Ia mulai diajarkan dua kekuatan spiritual oleh ibunya dan mulai mengenal ilmu medis pada usia 9 tahun. Dua hari lagi, dirinya bersama Elic akan masuk ke Soul academy. Ia tidak sabar dan ingin secepatnya menyelesaikan latihan keduanya untuk segera mendapatkan mata roh surgawi atau yang disebut "Mata penakluk, sang dominator"
Dia tidak menyangka aura ibunya sekuat itu; siapa pun pasti akan merasakan kengerian dari kekuatannya, pikirnya. "Siapa ibu dan ayah sebenarnya?" bertanya dalam hatinya, mengetahui sang ayah telah membunuh empat master roh dan semua bawahannya. Di dunia ini, ada tujuh orang yang telah mencapai level kekuatan dewa dan diakui sebagai orang terkuat di dunia.
"Apakah ayah dan ibu termasuk salah satunya?"
Sean pernah menanyakan hal itu sebelumnya, namun tidak ada jawaban yang pasti dari ibunya. Ia tak tahu dan tak mau tahu hal itu, seolah tak merasa dirinya salah satu dari mereka.
"Orang terkuat di dunia tak mungkin meninggalkan suaminya bertarung sendirian," ucap ibunya.

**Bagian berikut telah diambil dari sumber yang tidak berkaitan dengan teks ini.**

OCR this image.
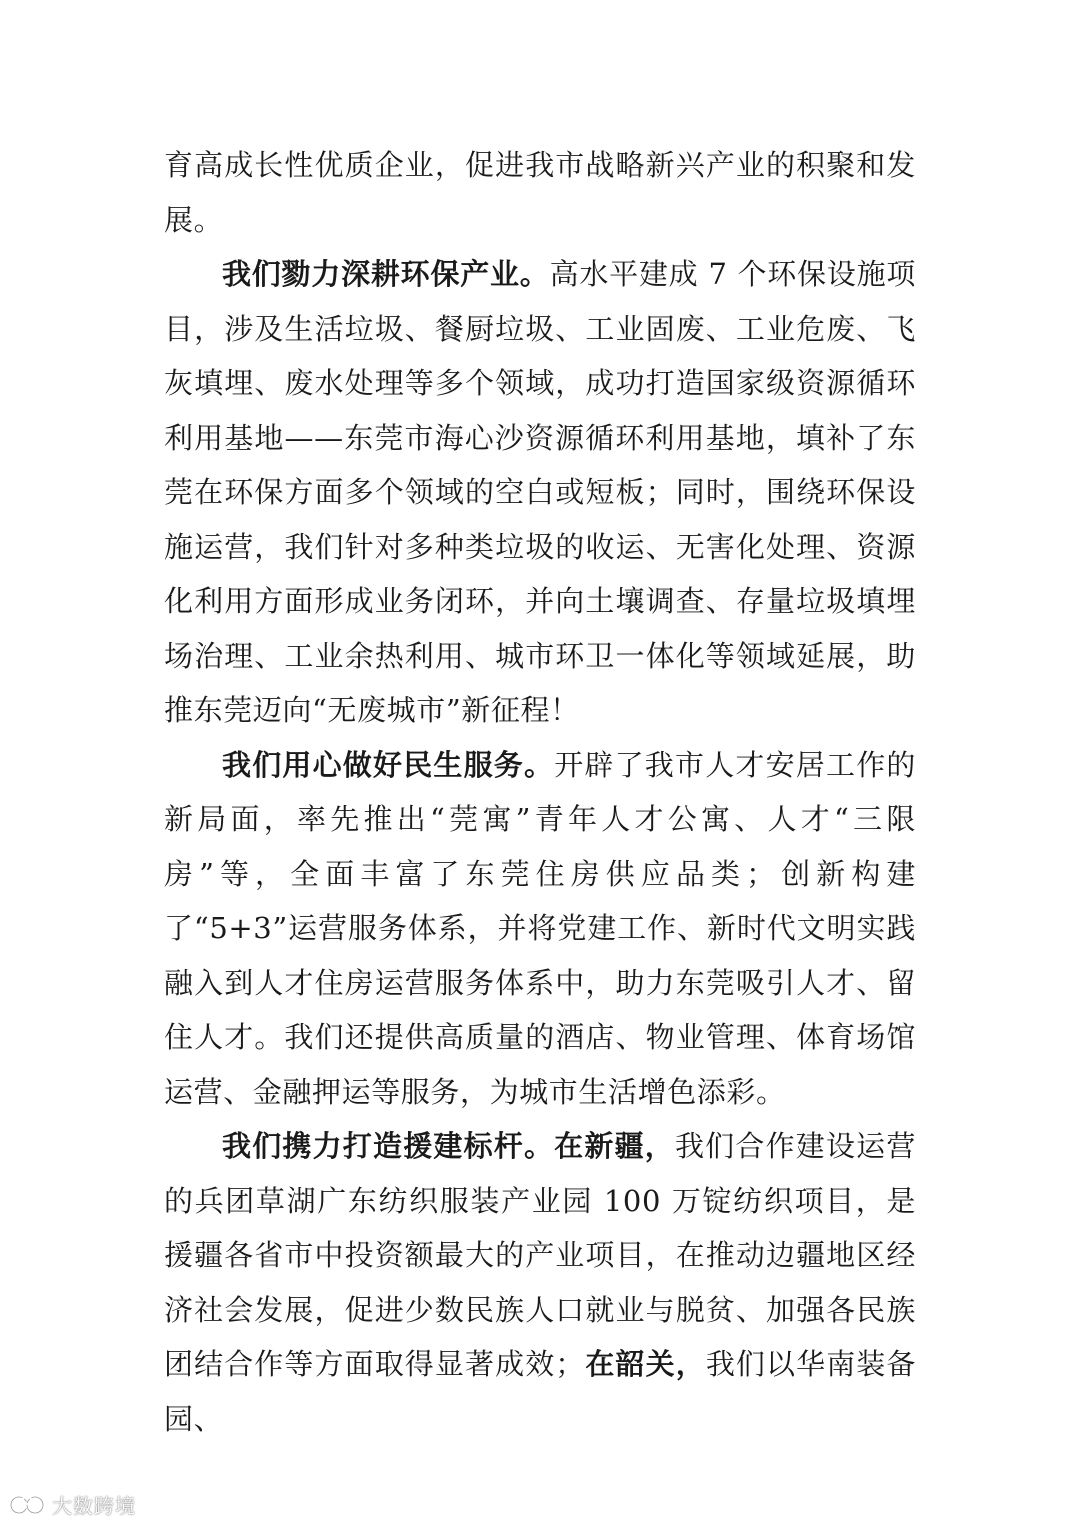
育高成长性优质企业，促进我市战略新兴产业的积聚和发展。

我们勠力深耕环保产业。高水平建成 7 个环保设施项目，涉及生活垃圾、餐厨垃圾、工业固废、工业危废、飞灰填埋、废水处理等多个领域，成功打造国家级资源循环利用基地——东莞市海心沙资源循环利用基地，填补了东莞在环保方面多个领域的空白或短板；同时，围绕环保设施运营，我们针对多种类垃圾的收运、无害化处理、资源化利用方面形成业务闭环，并向土壤调查、存量垃圾填埋场治理、工业余热利用、城市环卫一体化等领域延展，助推东莞迈向“无废城市”新征程！

我们用心做好民生服务。开辟了我市人才安居工作的新局面，率先推出“莞寓”青年人才公寓、人才“三限房”等，全面丰富了东莞住房供应品类；创新构建了“5+3”运营服务体系，并将党建工作、新时代文明实践融入到人才住房运营服务体系中，助力东莞吸引人才、留住人才。我们还提供高质量的酒店、物业管理、体育场馆运营、金融押运等服务，为城市生活增色添彩。

我们携力打造援建标杆。在新疆，我们合作建设运营的兵团草湖广东纺织服装产业园 100 万锭纺织项目，是援疆各省市中投资额最大的产业项目，在推动边疆地区经济社会发展，促进少数民族人口就业与脱贫、加强各民族团结合作等方面取得显著成效；在韶关，我们以华南装备园、

大数跨境
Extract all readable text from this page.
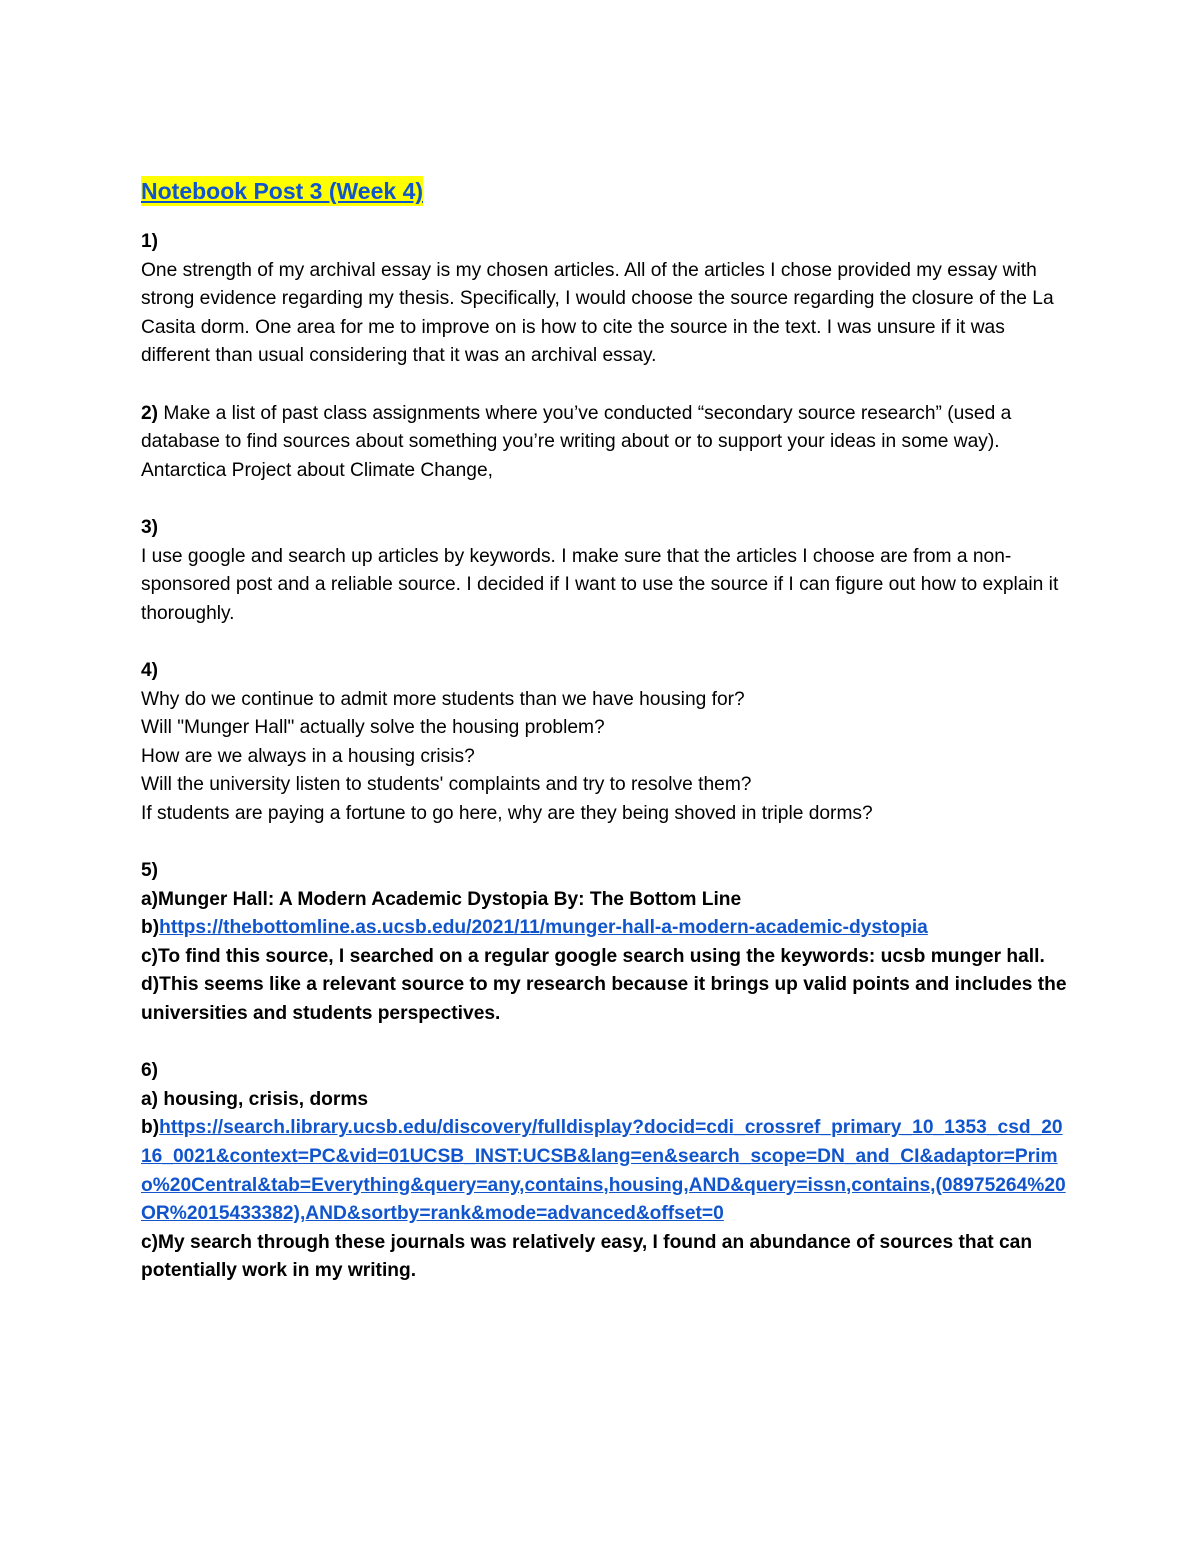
Notebook Post 3 (Week 4)

1)

One strength of my archival essay is my chosen articles. All of the articles I chose provided my essay with strong evidence regarding my thesis. Specifically, I would choose the source regarding the closure of the La Casita dorm. One area for me to improve on is how to cite the source in the text. I was unsure if it was different than usual considering that it was an archival essay.

2) Make a list of past class assignments where you’ve conducted “secondary source research” (used a database to find sources about something you’re writing about or to support your ideas in some way).

Antarctica Project about Climate Change,

3)

I use google and search up articles by keywords. I make sure that the articles I choose are from a non-sponsored post and a reliable source. I decided if I want to use the source if I can figure out how to explain it thoroughly.

4)

Why do we continue to admit more students than we have housing for?

Will "Munger Hall" actually solve the housing problem?

How are we always in a housing crisis?

Will the university listen to students' complaints and try to resolve them?

If students are paying a fortune to go here, why are they being shoved in triple dorms?

5)

a)Munger Hall: A Modern Academic Dystopia By: The Bottom Line

b)https://thebottomline.as.ucsb.edu/2021/11/munger-hall-a-modern-academic-dystopia

c)To find this source, I searched on a regular google search using the keywords: ucsb munger hall.

d)This seems like a relevant source to my research because it brings up valid points and includes the universities and students perspectives.

6)

a) housing, crisis, dorms

b)https://search.library.ucsb.edu/discovery/fulldisplay?docid=cdi_crossref_primary_10_1353_csd_2016_0021&context=PC&vid=01UCSB_INST:UCSB&lang=en&search_scope=DN_and_CI&adaptor=Primo%20Central&tab=Everything&query=any,contains,housing,AND&query=issn,contains,(08975264%20OR%2015433382),AND&sortby=rank&mode=advanced&offset=0

c)My search through these journals was relatively easy, I found an abundance of sources that can potentially work in my writing.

Tiba-tiba seorang wanita mendatangi rumahnya. Wanita itu adalah salah satu pelayan di rumah Elic. Sean lalu dengan segera turun menyambutnya. Wanita itu berjalan menghampirinya dan membungkuk dengan sopan. "Sean, apa Elic bersamamu?" Tanya wanita itu.

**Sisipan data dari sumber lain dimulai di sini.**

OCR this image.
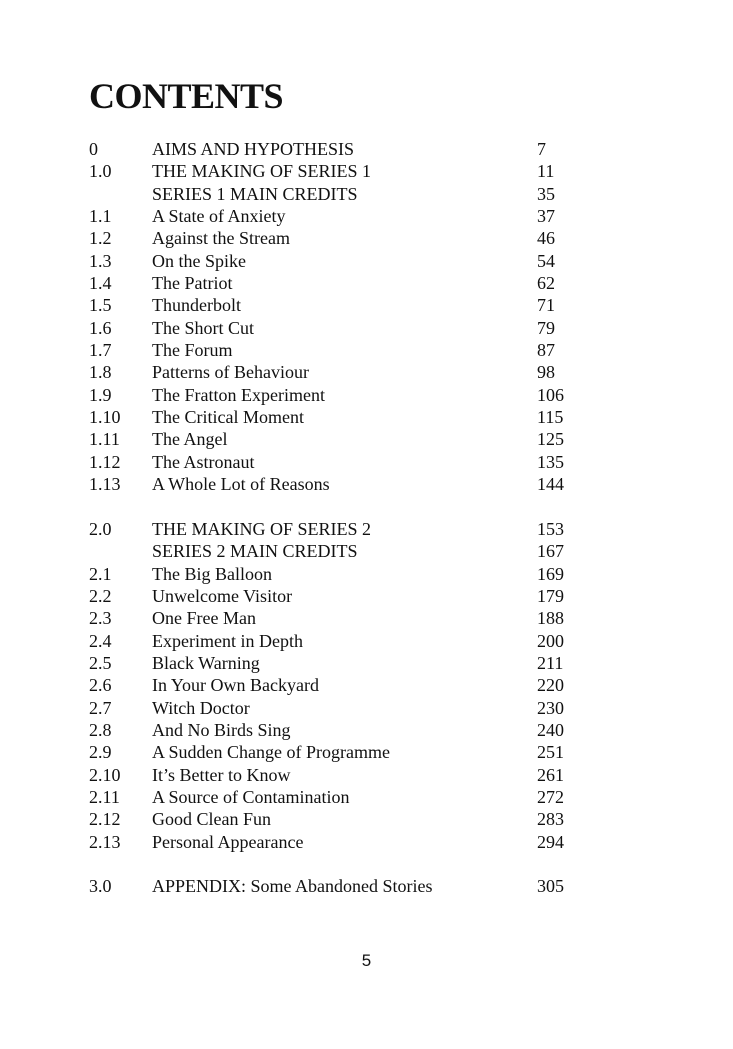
CONTENTS
0	AIMS AND HYPOTHESIS	7
1.0 THE MAKING OF SERIES 1	11
SERIES 1 MAIN CREDITS	35
1.1 A State of Anxiety	37
1.2 Against the Stream	46
1.3 On the Spike	54
1.4 The Patriot	62
1.5 Thunderbolt	71
1.6 The Short Cut	79
1.7 The Forum	87
1.8 Patterns of Behaviour	98
1.9 The Fratton Experiment	106
1.10 The Critical Moment	115
1.11 The Angel	125
1.12 The Astronaut	135
1.13 A Whole Lot of Reasons	144
2.0 THE MAKING OF SERIES 2	153
SERIES 2 MAIN CREDITS	167
2.1 The Big Balloon	169
2.2 Unwelcome Visitor	179
2.3 One Free Man	188
2.4 Experiment in Depth	200
2.5 Black Warning	211
2.6 In Your Own Backyard	220
2.7 Witch Doctor	230
2.8 And No Birds Sing	240
2.9 A Sudden Change of Programme	251
2.10 It’s Better to Know	261
2.11 A Source of Contamination	272
2.12 Good Clean Fun	283
2.13 Personal Appearance	294
3.0 APPENDIX: Some Abandoned Stories	305
5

"Tidak, dia tidak bersamaku, kenapa?"
"Elic sudah seharian ini belum pulang kerumah, kami pikir dia ada bersamamu."
Sean terkejut mendengarnya. "Tidak, dia tidak bersamaku, seharian ini aku sedang latihan bersama ibu."
"Lalu kemana perginya?" Tanya wanita itu dengan cemas.

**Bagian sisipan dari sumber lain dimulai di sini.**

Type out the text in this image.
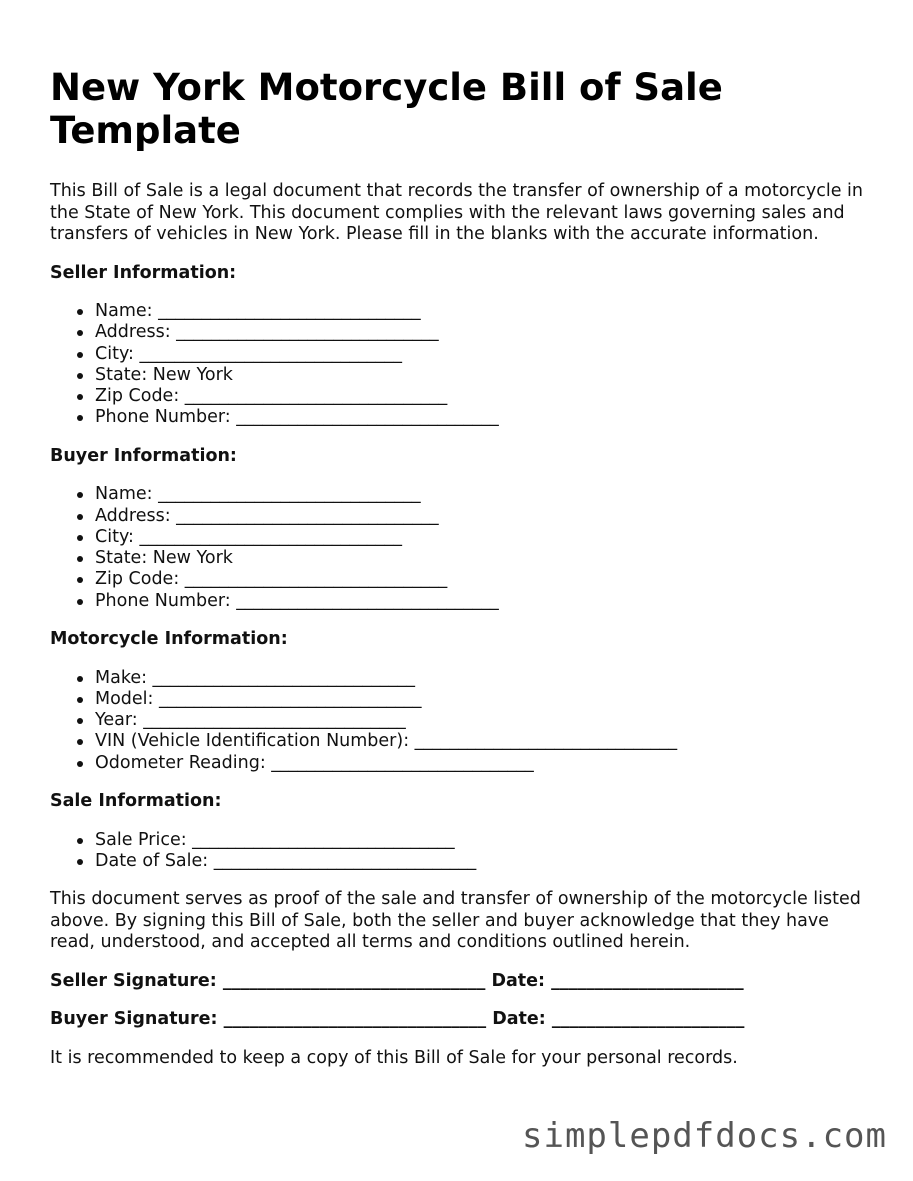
New York Motorcycle Bill of Sale Template

This Bill of Sale is a legal document that records the transfer of ownership of a motorcycle in the State of New York. This document complies with the relevant laws governing sales and transfers of vehicles in New York. Please fill in the blanks with the accurate information.

Seller Information:
Name: ______________________________
Address: ______________________________
City: ______________________________
State: New York
Zip Code: ______________________________
Phone Number: ______________________________
Buyer Information:
Name: ______________________________
Address: ______________________________
City: ______________________________
State: New York
Zip Code: ______________________________
Phone Number: ______________________________
Motorcycle Information:
Make: ______________________________
Model: ______________________________
Year: ______________________________
VIN (Vehicle Identification Number): ______________________________
Odometer Reading: ______________________________
Sale Information:
Sale Price: ______________________________
Date of Sale: ______________________________

This document serves as proof of the sale and transfer of ownership of the motorcycle listed above. By signing this Bill of Sale, both the seller and buyer acknowledge that they have read, understood, and accepted all terms and conditions outlined herein.

Seller Signature: ______________________________ Date: ______________________
Buyer Signature: ______________________________ Date: ______________________

It is recommended to keep a copy of this Bill of Sale for your personal records.

simplepdfdocs.com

"Seharusnya aku memberitahu nya lebih awal, dia pasti mencari ku," kata Sean yang juga mulai tampak cemas.
"Sean, ada apa?" Tanya ibunya menghampiri mereka. Pelayan itu membungkuk hormat ketika melihatnya.
"Elic Bu, seharian ini dia belum pulang."
"Tidak biasanya dia seperti ini," Sambung pelayan itu. Ibunya terkejut mendengarnya.
"Aku harus mencarinya," Sean dengan segera pergi meninggalkan mereka.
"Sean..." Panggil ibunya dengan lantang, tapi Sean dengan cepat telah menghilang dari pandangan mereka. "Anak itu..." gumamnya melihat putranya yang tak bisa menahan diri.
"Nyonya Elen, apa nyonya bisa mengetahui keberadaan Elic saat ini?"
"Um, biar aku coba," Elen kemudian mulai memusatkan perhatiannya, dan sontak terkejut merasakan energi spiritual Elic perlahan menghilang dari jangkauannya.
"Bagaimana nyonya, apa kau menemukannya?"
"Aku merasakan keberadaan Elic melemah. Hanya ada satu kemungkinan, Elic telah dibawah menjauh dari kota."
"Dibawah menjauh? maksud nyonya.. Elic diculik?" Pelayan itu menutup mulutnya dengan sangat terkejut mendengarnya.
Elen menggelengkan kepala. "Aku tidak tahu dengan pasti, tapi.., itu mungkin saja, karena ada keberadaan lain bersamanya."
Sementara Sean dengan sangat cemas bergerak dengan kilatan cahaya terlihat seperti ia sedang berteleportasi ke berbagai tempat. "Aku seharusnya tetap bersamanya. Elic..." ucapnya dengan penyesalan.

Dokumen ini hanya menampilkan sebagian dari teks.